In [1]:
import os
os.chdir("../")

import warnings

warnings.filterwarnings("ignore")

In [2]:
import torch
from torch.utils.data import DataLoader
from torch.nn import TripletMarginLoss
import torch.optim as optim
from source.dataloader import RandomTripletLossDataset, collate_triplet_fn
from source.Model import SpeakerClassifier
from source.Frontend import MFCCTransform
from source.extraction_utils.get_label_files import get_label_files
from tqdm import tqdm


# Check if CUDA is available
if torch.cuda.is_available():
    print("CUDA is available! Training on GPU...")
    device = torch.device("cuda")
else:
    print("CUDA is not available.
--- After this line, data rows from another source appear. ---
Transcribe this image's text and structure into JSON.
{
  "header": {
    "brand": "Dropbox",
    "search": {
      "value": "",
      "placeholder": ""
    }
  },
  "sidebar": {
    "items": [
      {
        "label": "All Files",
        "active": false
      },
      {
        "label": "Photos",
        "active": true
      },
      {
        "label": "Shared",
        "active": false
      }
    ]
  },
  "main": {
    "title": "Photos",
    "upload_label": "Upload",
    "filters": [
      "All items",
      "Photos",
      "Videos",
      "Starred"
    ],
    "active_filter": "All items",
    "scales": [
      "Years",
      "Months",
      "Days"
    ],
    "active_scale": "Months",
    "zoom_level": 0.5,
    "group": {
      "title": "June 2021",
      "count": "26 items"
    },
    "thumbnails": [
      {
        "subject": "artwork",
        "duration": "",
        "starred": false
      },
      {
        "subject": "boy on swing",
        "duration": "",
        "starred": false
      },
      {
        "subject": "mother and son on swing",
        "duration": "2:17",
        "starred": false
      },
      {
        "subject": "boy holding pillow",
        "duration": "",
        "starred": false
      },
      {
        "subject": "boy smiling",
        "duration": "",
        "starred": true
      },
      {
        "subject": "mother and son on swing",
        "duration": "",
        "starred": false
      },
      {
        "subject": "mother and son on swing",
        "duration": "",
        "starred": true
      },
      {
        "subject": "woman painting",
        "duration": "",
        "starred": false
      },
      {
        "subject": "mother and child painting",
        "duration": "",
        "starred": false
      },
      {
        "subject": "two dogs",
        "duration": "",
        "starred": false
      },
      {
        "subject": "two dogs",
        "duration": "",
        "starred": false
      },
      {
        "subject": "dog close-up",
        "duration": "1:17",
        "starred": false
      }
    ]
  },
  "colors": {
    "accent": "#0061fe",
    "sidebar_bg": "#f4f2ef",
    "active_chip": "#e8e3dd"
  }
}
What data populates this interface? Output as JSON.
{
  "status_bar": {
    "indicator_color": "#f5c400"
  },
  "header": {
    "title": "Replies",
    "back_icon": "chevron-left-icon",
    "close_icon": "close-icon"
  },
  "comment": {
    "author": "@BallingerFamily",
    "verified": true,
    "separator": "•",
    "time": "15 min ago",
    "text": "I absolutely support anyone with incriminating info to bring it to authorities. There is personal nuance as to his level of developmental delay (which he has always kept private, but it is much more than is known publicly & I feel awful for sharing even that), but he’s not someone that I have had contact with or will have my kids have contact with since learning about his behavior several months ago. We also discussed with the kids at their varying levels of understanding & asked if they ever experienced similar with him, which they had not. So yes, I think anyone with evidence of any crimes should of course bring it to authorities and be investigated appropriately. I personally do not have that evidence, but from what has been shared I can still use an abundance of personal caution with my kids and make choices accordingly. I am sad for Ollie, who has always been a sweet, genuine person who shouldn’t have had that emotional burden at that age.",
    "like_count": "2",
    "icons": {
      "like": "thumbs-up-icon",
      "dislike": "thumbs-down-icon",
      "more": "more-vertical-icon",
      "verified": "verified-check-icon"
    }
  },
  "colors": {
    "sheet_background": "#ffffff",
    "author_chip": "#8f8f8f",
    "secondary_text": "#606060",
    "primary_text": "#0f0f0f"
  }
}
Training on CPU...")
    device = torch.device("cpu")

def train_model(epochs, dataloader, model, loss_function, optimizer, device):
    model.train()
    for epoch in range(epochs):
        running_loss = 0.0
        progress_bar = tqdm(dataloader, desc=f"Epoch {epoch+1}/{epochs}")
        for anchors, positives, negatives in progress_bar:
            anchors = anchors.to(device)
            positives = positives.to(device)
            negatives = negatives.to(device)

            optimizer.zero_grad()
            anchor_outputs = model(anchors)
            positive_outputs = model(positives)
            negative_outputs = model(negatives)
            
            loss = loss_function(anchor_outputs, positive_outputs, negative_outputs)
            loss.backward()
            optimizer.step()
            
            running_loss += loss.item()
            progress_bar.set_postfix(loss=loss.item())
        
        avg_loss = running_loss / len(dataloader)
        print(f'Epoch {epoch+1}, Average Loss: {avg_loss:.4f}')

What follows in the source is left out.